Monday, May 5, 2014
Easy Box Joints On the Tablesaw
While waiting for the glue to dry on my vanity project, I started a side project for my oldest daughter and thought this would be a great time to show how I'm going to build the drawers for the vanity. For any boxes or drawers, I love to use the box joint because it looks beautiful like its cousin the dovetail, it is so simply to make compared to traditional dovetails, can be made using a cheap crappy tablesaw like the one I have, and has lots of glue surfaces so it a very strong joint. To make the jig you need, I glued a small strip of wood to the bottom of another scrap piece of wood to act as a ledger to support my work pieces over the large throat opening of my tablesaw. Because it is a cheap tablesaw, I really can't make anything to fill the opening when working with my dado blade set so this helps improve safety. Clamp the wood to your miter slide and cut a notch in it with the dado set you want to use for your box joint. Fill that notch with another scrap piece of wood which will help you set the gauge for make all the rest of the notches. Slide the wood over and more permanently attach it to your miter gauge using a piece of your same notch filling material (that should be the exact width of your dado set) to gap the piece you filled in to the dado blade. The jig is now ready to go.

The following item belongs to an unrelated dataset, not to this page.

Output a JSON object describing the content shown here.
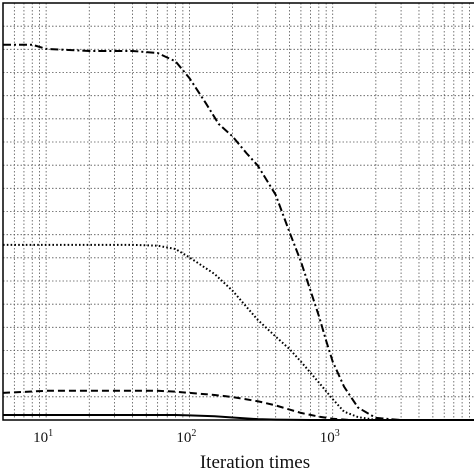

This picture just shows how I bolted my jig to my miter gauge so that I can reuse it on other projects. I also wrote what blades I used in my dado set on the jig face so that I can be sure to set it up the same every time.
To start, you lay the piece down on top of the ledger board on the bottom of the jig and raise the dado blade height so it is just slightly taller than the thickness of your material plus the ledger board. This will ensure that once you do a little sanding, everything will be nice and flush. Then you but the first side of your work piece to the glued in notch stop and make your first pass.

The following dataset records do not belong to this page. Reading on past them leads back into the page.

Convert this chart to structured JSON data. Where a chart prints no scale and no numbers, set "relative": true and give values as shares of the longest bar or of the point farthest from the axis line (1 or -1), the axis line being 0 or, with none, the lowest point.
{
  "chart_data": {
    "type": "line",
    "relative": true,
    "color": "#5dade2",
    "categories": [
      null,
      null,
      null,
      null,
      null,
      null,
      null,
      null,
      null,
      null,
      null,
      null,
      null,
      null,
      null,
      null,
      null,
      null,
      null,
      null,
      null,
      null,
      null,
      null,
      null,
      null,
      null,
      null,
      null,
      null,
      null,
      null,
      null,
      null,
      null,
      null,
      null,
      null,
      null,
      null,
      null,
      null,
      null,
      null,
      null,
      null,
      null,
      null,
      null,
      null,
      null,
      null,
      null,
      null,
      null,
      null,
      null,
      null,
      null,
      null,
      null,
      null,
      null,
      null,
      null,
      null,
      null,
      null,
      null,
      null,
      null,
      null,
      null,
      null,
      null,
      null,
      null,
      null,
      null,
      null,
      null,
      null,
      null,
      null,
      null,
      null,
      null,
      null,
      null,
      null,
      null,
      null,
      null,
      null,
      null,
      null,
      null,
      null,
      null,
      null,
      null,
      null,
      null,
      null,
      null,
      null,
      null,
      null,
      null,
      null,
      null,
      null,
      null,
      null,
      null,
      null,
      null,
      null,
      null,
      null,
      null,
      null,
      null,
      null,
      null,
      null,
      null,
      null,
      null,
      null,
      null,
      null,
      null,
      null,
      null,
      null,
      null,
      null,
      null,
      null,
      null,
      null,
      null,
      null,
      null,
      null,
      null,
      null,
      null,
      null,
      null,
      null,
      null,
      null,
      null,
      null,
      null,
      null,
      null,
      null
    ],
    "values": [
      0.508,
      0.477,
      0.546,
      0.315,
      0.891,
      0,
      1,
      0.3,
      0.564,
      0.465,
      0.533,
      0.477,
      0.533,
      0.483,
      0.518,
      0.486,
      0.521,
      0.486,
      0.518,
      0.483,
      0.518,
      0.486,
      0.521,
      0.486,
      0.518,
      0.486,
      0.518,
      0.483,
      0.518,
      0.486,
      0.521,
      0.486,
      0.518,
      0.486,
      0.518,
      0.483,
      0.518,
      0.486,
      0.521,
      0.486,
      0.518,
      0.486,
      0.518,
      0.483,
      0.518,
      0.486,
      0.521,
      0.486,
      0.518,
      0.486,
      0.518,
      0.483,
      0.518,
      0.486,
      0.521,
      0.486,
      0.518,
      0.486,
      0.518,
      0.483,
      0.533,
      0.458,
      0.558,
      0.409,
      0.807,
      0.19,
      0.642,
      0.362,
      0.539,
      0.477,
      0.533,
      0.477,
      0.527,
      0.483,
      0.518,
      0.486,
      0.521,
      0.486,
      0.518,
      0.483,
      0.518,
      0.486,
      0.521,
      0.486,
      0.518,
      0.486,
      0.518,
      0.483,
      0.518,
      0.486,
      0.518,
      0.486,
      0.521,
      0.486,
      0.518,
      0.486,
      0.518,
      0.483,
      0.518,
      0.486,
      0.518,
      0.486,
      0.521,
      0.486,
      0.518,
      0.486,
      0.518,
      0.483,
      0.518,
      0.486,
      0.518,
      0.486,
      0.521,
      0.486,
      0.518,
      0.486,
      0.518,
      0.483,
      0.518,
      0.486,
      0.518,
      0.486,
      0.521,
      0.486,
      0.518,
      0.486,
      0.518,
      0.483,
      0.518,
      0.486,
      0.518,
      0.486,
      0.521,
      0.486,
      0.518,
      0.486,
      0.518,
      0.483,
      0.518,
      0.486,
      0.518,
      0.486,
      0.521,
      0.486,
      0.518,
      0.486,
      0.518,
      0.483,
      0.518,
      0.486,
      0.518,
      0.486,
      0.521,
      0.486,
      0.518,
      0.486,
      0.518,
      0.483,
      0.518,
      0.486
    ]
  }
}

Place the notch you just cut on the notch stop block and make your second cut. Repeat for the width of the board and then flip the board over and do the other side making sure you begin on the same edge of the board on both sides. This way if you end up with a partial finger on one end, things still line up properly.
To cut the side pieces, you take your first piece that you cut and turn it around so that the first full finger is now between the notch block and the blade. You then slide your adjoining piece up next to it and cut your first notch as shown above.

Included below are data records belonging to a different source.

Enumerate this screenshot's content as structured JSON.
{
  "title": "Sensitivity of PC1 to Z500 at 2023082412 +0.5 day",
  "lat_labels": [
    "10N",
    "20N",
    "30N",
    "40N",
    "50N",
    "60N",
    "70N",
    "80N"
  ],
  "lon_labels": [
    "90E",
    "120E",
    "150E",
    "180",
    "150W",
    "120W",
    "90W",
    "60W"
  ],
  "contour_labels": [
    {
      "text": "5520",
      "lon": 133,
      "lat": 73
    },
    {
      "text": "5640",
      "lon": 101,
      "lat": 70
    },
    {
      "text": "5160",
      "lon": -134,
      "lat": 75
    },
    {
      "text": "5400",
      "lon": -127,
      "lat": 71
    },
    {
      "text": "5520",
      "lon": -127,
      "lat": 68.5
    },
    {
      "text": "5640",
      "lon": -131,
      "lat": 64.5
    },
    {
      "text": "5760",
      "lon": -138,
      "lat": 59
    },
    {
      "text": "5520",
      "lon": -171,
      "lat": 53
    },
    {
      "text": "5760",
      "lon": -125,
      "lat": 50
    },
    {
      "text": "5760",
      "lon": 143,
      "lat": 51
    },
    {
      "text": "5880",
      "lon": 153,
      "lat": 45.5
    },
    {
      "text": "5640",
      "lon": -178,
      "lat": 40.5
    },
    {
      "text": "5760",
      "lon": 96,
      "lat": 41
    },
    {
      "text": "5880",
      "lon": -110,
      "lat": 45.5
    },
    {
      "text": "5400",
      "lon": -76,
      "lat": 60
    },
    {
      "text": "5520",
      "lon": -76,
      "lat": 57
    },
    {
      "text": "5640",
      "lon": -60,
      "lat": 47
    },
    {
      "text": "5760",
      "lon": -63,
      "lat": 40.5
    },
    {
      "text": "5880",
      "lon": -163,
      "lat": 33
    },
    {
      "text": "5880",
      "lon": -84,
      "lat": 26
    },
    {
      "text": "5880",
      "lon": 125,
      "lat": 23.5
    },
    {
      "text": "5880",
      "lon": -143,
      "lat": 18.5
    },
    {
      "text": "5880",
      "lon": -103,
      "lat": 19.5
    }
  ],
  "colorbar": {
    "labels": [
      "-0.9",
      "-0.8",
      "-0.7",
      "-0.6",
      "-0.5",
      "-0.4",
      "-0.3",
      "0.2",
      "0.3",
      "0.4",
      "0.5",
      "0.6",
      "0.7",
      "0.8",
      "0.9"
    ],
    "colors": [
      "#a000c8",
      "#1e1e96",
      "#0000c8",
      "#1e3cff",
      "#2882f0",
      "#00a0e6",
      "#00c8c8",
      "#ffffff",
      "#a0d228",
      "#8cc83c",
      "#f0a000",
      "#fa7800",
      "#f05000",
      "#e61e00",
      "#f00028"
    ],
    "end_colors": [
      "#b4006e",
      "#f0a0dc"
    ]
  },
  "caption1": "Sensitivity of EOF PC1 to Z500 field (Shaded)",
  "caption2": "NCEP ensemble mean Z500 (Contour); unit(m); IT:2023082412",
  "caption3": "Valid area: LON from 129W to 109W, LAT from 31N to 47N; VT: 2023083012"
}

Now you can set that notch on your notch block and repeat down the board like before and flipping it end for end to keep the sides the same like before.
In the end, you should end up with a project like above that I was able to complete in about a half hour from setting up the jig to the test fitting shown above. Note there are two boxes sitting on top of each other.
My daughter has a step stool box that she used when she was younger to be able to reach the bathroom sink to brush her teeth and wash her hands. It has a lid on it that she can open up and put things inside the upper step. When she outgrew it, she moved it into her room and uses the storage space to store her 'secret' things which are little doodads and mementos she has collected over the years. I know enough to respect her privacy and not sort through her saved stuff but my MIL and her sisters who visit can't seem to resist the temptation to sort through it and throw stuff out that is not important to them but very important to my daughter. So in an effort to prevent more future tears, I am making a small chest for my daughter that she can lock up and prevent others from sifting through her things. An added benefit is that we can get the step stool back for our youngest daughter who will be needing it in the near future to reach the bathroom sink. I will show you the completed box when I get it finished in another post.